The script here is used to manage the Docker containers on swarming bots. By design, it's stateless and event-driven. Currently it has only one mode of execution: “launch”. This mode ensures that there is always a given number of swarming containers running on the bot. On the bots, the script called in this mode every 5 minutes via cron.
It's intended to be run in conjucture with the swarm_docker container image. More information on the image can be found here.

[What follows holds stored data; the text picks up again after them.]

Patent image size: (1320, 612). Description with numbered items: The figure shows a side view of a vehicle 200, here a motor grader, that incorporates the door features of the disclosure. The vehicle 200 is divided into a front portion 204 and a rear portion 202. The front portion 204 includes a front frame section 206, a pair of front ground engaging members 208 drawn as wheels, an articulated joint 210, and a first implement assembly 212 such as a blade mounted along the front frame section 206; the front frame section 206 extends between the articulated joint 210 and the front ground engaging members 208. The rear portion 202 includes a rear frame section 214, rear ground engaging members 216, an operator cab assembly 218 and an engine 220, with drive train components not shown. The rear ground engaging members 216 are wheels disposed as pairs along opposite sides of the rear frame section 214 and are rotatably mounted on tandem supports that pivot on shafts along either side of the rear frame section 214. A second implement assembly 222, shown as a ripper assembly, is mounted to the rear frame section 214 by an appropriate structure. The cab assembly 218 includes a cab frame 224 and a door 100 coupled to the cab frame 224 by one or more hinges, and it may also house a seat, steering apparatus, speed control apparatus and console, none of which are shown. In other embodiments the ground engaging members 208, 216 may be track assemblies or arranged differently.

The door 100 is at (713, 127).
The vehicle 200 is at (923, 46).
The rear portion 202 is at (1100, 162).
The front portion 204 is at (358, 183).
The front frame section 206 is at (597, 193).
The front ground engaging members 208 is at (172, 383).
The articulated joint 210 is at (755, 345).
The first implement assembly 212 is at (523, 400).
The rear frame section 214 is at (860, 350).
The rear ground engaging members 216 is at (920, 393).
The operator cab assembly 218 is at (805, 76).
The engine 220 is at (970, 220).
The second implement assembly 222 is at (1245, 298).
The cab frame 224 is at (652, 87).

Every 5 minutes, this script is invoked with the launch
argument. This is how the containers get spawned, shut down, and cleaned up. Essentially, it does the following:
To preform various forms of maintenance, the script here gracefully shuts down containers and, by association, the swarming bot running inside them. This is done by sending SIGTERM to the swarming bot process. This alerts the swarming bot that it should quit at the next available opportunity (ie: not during a test.) In order to fetch the pid of the swarming bot, the script runs lsof
on the swarming.lck file.
When a new container is launched with an image that is missing on a bot's local cache, it pulls it from the specified container registry. By default, this is the gcloud registry chops-public-images-prod. These images are world-readable, so no authentication with the registry is required. Additionally, when new images are fetched, any old and unused images still present on the machine will be deleted.
To avoid multiple simultaneous invocations of this service from stepping on itself, parts of the script interacting with containers are wrapped in a mutex via a flock. Each container has its own lock file.
The script and its dependencies are deployed as a CIPD package via puppet. The package (infra/swarm_docker_tools/$platform) is continously built on this bot. Puppet deploys it to the relevant bots at these revisions. The canary pin, which tracks latest version in the repository, currently affects no bots on chromium-swarm-dev. So you can proceed to update the stable pin immediately after making a change.
The call site of the script is also defined in puppet.